To what, then, does Mike attribute Mitt's amazing showing in NH? It's all the Mormon prayers, right?
I mean the double standard is amazing. If Mitt said what Mike just said his candidacy would be OVER IMMEDIATELY. (as it would if Mitt got together 60 of the Iowa Mormon Bishops and Stake Presidents to endorse his candidacy . . . but it's works for Mike!)
Mitt nailed the appropriate interface of religion and politics today in Texas. Unfortunately, Mike's playing up his piety for political poll points. It's working for him, but I think it's sad.
You're right in saying that Mitt Romney would be skinned alive if he said what Mike Huckabee said. You're even right in saying that Huckabee should have been more careful about how he said what he did- or whether he should have said it in public at all.

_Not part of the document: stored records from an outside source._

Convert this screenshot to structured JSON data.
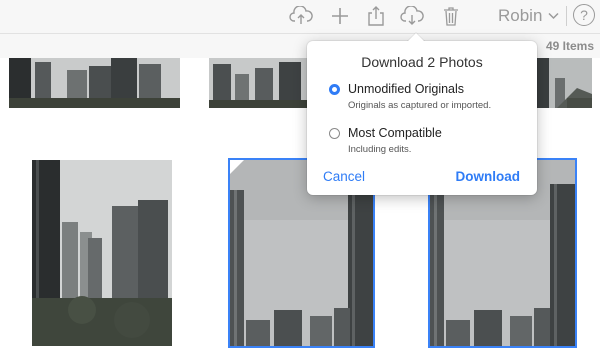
{
  "toolbar": {
    "icons": [
      "upload-cloud-icon",
      "plus-icon",
      "share-icon",
      "download-cloud-icon",
      "trash-icon",
      "help-icon"
    ],
    "user_name": "Robin",
    "help_label": "?",
    "icon_color": "#9a9a9a"
  },
  "library": {
    "item_count": "49 Items"
  },
  "download_popover": {
    "title": "Download 2 Photos",
    "options": [
      {
        "label": "Unmodified Originals",
        "description": "Originals as captured or imported.",
        "selected": true
      },
      {
        "label": "Most Compatible",
        "description": "Including edits.",
        "selected": false
      }
    ],
    "cancel_label": "Cancel",
    "download_label": "Download",
    "accent_color": "#2f7cf6"
  }
}
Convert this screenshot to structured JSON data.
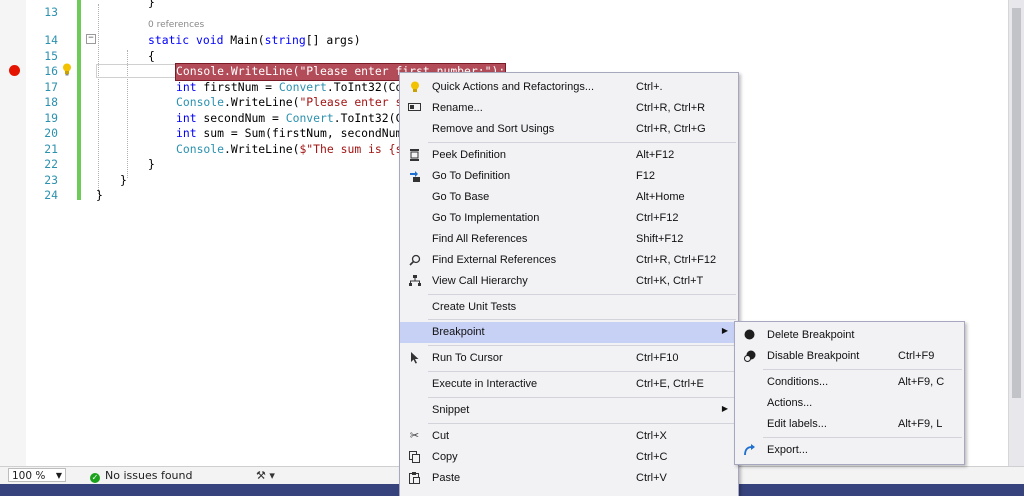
{
  "editor": {
    "codelens": "0 references",
    "lines": [
      {
        "n": "13"
      },
      {
        "n": "14"
      },
      {
        "n": "15"
      },
      {
        "n": "16"
      },
      {
        "n": "17"
      },
      {
        "n": "18"
      },
      {
        "n": "19"
      },
      {
        "n": "20"
      },
      {
        "n": "21"
      },
      {
        "n": "22"
      },
      {
        "n": "23"
      },
      {
        "n": "24"
      }
    ],
    "code": {
      "l13": "}",
      "l14a": "static",
      "l14b": "void",
      "l14c": " Main(",
      "l14d": "string",
      "l14e": "[] args)",
      "l15": "{",
      "l16a": "Console",
      "l16b": ".WriteLine(",
      "l16c": "\"Please enter first number:\"",
      "l16d": ");",
      "l17a": "int",
      "l17b": " firstNum = ",
      "l17c": "Convert",
      "l17d": ".ToInt32(Co",
      "l18a": "Console",
      "l18b": ".WriteLine(",
      "l18c": "\"Please enter se",
      "l19a": "int",
      "l19b": " secondNum = ",
      "l19c": "Convert",
      "l19d": ".ToInt32(Co",
      "l20a": "int",
      "l20b": " sum = Sum(firstNum, secondNum",
      "l21a": "Console",
      "l21b": ".WriteLine(",
      "l21c": "$\"The sum is {su",
      "l22": "}",
      "l23": "}",
      "l24": "}"
    }
  },
  "status": {
    "zoom": "100 %",
    "issues": "No issues found"
  },
  "context_menu": {
    "items": [
      {
        "label": "Quick Actions and Refactorings...",
        "shortcut": "Ctrl+.",
        "icon": "lightbulb-icon"
      },
      {
        "label": "Rename...",
        "shortcut": "Ctrl+R, Ctrl+R",
        "icon": "rename-icon"
      },
      {
        "label": "Remove and Sort Usings",
        "shortcut": "Ctrl+R, Ctrl+G"
      },
      {
        "label": "Peek Definition",
        "shortcut": "Alt+F12",
        "icon": "peek-icon"
      },
      {
        "label": "Go To Definition",
        "shortcut": "F12",
        "icon": "goto-definition-icon"
      },
      {
        "label": "Go To Base",
        "shortcut": "Alt+Home"
      },
      {
        "label": "Go To Implementation",
        "shortcut": "Ctrl+F12"
      },
      {
        "label": "Find All References",
        "shortcut": "Shift+F12"
      },
      {
        "label": "Find External References",
        "shortcut": "Ctrl+R, Ctrl+F12",
        "icon": "find-icon"
      },
      {
        "label": "View Call Hierarchy",
        "shortcut": "Ctrl+K, Ctrl+T",
        "icon": "hierarchy-icon"
      },
      {
        "label": "Create Unit Tests",
        "shortcut": ""
      },
      {
        "label": "Breakpoint",
        "shortcut": ""
      },
      {
        "label": "Run To Cursor",
        "shortcut": "Ctrl+F10",
        "icon": "cursor-icon"
      },
      {
        "label": "Execute in Interactive",
        "shortcut": "Ctrl+E, Ctrl+E"
      },
      {
        "label": "Snippet",
        "shortcut": ""
      },
      {
        "label": "Cut",
        "shortcut": "Ctrl+X",
        "icon": "cut-icon"
      },
      {
        "label": "Copy",
        "shortcut": "Ctrl+C",
        "icon": "copy-icon"
      },
      {
        "label": "Paste",
        "shortcut": "Ctrl+V",
        "icon": "paste-icon"
      }
    ]
  },
  "breakpoint_submenu": {
    "items": [
      {
        "label": "Delete Breakpoint",
        "shortcut": "",
        "icon": "breakpoint-dot-icon"
      },
      {
        "label": "Disable Breakpoint",
        "shortcut": "Ctrl+F9",
        "icon": "disable-breakpoint-icon"
      },
      {
        "label": "Conditions...",
        "shortcut": "Alt+F9, C"
      },
      {
        "label": "Actions...",
        "shortcut": ""
      },
      {
        "label": "Edit labels...",
        "shortcut": "Alt+F9, L"
      },
      {
        "label": "Export...",
        "shortcut": "",
        "icon": "export-icon"
      }
    ]
  },
  "colors": {
    "keyword": "#0000ff",
    "type": "#2b91af",
    "string": "#a31515",
    "breakpoint": "#e51400",
    "selection": "#b14c58",
    "menu_highlight": "#c7d1f6",
    "status_strip": "#37437c"
  }
}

But that's a very different thing from saying that Huckabee was claiming God's objective endorsement of his candidacy by treating his surprising success as subjectively a blessing from God. And if the double-standard to which you refer were not so blatant and galling, I think you would recognize as much.

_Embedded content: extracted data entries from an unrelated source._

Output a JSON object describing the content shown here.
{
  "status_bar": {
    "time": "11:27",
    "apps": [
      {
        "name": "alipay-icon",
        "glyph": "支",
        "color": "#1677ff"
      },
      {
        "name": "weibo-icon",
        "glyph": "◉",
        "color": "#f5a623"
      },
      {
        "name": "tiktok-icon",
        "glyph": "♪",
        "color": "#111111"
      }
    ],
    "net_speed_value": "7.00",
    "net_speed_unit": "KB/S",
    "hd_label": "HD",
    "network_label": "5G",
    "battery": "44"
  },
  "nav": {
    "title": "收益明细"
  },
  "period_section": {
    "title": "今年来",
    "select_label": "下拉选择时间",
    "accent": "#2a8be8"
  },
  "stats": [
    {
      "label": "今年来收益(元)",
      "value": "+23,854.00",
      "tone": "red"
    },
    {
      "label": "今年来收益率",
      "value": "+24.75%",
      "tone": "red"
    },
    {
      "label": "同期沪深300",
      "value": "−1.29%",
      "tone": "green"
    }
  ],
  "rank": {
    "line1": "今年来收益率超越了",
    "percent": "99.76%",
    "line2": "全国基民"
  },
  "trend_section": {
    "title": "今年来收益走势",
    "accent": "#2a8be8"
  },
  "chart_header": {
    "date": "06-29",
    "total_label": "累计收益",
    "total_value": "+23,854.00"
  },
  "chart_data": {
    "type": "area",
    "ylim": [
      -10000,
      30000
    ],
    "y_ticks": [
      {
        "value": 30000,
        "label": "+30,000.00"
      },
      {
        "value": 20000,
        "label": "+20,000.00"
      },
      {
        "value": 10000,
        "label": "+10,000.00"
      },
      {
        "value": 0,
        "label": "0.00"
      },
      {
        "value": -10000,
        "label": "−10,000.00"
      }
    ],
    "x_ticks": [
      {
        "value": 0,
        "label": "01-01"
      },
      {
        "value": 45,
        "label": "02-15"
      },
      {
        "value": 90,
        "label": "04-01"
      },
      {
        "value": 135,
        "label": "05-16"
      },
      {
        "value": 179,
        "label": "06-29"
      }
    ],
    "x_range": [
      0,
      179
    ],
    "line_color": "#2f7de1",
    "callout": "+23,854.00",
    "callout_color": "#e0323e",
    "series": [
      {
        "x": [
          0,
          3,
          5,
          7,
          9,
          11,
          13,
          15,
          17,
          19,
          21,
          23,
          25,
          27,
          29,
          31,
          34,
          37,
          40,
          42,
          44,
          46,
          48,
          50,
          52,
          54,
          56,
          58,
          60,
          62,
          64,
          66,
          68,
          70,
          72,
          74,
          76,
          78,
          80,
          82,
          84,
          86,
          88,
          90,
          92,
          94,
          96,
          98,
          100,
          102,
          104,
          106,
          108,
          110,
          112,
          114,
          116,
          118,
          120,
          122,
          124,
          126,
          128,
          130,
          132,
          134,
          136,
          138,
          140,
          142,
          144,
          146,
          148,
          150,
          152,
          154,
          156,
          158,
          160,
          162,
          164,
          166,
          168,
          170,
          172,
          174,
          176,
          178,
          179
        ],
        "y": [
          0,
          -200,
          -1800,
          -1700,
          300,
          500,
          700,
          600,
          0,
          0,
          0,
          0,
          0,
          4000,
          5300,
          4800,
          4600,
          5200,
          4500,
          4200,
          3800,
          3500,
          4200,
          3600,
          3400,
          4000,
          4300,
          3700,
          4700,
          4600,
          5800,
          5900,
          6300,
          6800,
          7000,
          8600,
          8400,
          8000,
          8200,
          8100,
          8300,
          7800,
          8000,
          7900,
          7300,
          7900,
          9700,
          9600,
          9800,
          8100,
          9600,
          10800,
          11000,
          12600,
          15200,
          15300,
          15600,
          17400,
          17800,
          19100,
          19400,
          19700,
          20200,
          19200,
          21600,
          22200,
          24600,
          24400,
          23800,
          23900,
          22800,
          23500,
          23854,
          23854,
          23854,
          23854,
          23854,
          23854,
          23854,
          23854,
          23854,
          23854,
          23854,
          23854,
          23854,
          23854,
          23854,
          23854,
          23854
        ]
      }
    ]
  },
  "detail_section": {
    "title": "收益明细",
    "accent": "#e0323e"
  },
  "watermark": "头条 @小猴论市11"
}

Presumably yes- Mitt does regard his success thus far in New Hampshire as involving God's blessing in advancing a cause pleasing to Him. What would the alternatives be? That he thought his success was displeasing
to God? In that case, how could he continue his candidacy, either as a believer in God or as an American who presumably covets God's blessing for his nation?
That God is indifferent to the question of who is elected? Mitt Romney is a Mormon, not a Deist!
No, I have a hunch that if Gov. Romney is elected, he'll say at least one prayer of thanksgiving. And I have a sneaking hunch that you will, too.
Insofar as a legitimate criticism can be offered of Huckabee's off-the-cuff remark, it's that he invited the very confusion between what he subjectively believes about the relationship between God's will and the success of his campaign and an objective and factual claim of divine support for that campaign in which you have chosen to become involved. Mike Huckabee should not have said what he said in public. But the reason is not because there is anything wrong with what he said in itself. The reason was that it was guaranteed to be distorted in precisely the fashion in which you have distorted it.
Coming from Mother Jones, that confusion is predictable. I'm just disappointed to see you engaging in it.
I happen to agree that Gov. Romney's speech yesterday did a fine job of explaining the proper relationship between a candidate's private faith and his public role. It was a good, Lutheran statement, following naturally from our understanding of God's Two Kingdoms. And maybe Huckabee was making a public display of piety as part of a play for the support of his fellow Evangelicals in a way that Mitt Romney doesn't have to do with his fellow Mormons.
But such a lapse of judgement does not amount to a claim of divine endorsement, and I think you know it. Moreover, if you were not so understandably bitter at the untoward scrutiny Gov. Romney's candidacy has received because of his faith, I don't think you would have run the post on your blog to which mine responded.
I appreciated your well thought out (though somewhat tortuous) explanation of Huckabee's answer.
Still, it's fodder like that (and like Drudge reported today where Huck said as a politician that we have to "take back America for Christ").
I think that's OK to believe and hope and work for such, but to speak so in the public square as a sitting governor just marginalizes Huckabee even more for any general election appeal.
Thanks for fairly giving him his kudos for it despite you having a dog in this fight already.
Major props for that.
We shouldn't be fouling our own nest.